Stress Level Prediction in Axially-Loaded Timber Beams Using Resonance Frequency Analysis: A Pilot Study

The structural integrity due to problems in the uncertainties of load, the load-carrying capacity of timber structures is of great importance, since peaks of increased loads might occur. One solution of these problems lies in the evaluation of timber structures using non-destructive testing (NDT) methods, and in this special case frequency based identification methods. This paper deals with the investigation whether it is possible to estimate the axial loads in timber beams using resonance frequency analysis to evaluate on whether the beams have sufficient load-bearing capacity. This was achieved by performing transversal frequency measurements on 32 timber specimens and an aluminium bar under tension. The latter hereby served as a homogeneous reference for better interpretation of results. The two first frequencies, together with different values for the E-modulus were then used to estimate the axial load S and the rotational stiffness k at the boundaries.
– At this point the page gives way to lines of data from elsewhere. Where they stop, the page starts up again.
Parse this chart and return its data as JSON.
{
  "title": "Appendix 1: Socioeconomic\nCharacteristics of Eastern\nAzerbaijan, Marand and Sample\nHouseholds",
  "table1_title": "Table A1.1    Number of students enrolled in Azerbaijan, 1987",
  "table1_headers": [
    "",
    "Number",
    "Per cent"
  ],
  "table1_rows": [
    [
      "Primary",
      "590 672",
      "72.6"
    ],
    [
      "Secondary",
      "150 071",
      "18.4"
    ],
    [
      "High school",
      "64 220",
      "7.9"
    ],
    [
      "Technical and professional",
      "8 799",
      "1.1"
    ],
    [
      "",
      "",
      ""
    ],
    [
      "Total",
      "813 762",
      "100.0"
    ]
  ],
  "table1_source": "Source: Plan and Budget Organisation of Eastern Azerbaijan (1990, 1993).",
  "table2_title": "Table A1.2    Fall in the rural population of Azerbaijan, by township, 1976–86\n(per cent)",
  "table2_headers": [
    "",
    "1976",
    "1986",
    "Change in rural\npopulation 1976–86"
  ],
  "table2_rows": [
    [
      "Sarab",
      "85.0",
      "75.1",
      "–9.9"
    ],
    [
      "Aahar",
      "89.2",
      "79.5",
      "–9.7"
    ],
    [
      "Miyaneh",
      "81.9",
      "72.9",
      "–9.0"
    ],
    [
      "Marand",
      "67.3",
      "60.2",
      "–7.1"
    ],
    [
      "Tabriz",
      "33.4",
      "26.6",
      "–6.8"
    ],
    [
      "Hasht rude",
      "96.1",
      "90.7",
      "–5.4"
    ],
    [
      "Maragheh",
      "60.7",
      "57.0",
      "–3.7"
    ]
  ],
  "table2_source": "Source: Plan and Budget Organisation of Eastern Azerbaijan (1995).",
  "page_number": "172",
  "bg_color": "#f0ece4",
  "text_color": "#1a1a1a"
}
The stress levels for the timber ranged from 2 MPa to 11 MPa, whereas for the aluminium reference bar the frequencies were measured for stress levels from 4 MPa to 32 MPa. The numerical model behind the calculations was based on Timoshenko beam theory, including effects of shear deformations and flexural stiffness. Finally, a sensitivity analysis was carried out to investigate the influence of errors in input parameters on the final results. The best results were obtained using the E-modulus derived from transversal vibration tests and showed a mean error ranging from 7.6% to 46.6%, where the results generally improved for higher loads. The results of the sensitivity analysis showed that the sensitivity of the estimated axial load decreases for higher stress levels, which could also be observed in the test results. The most influential parameters on the quality of the results were the measured frequencies and the clear beam length, followed by the density and the E-modulus.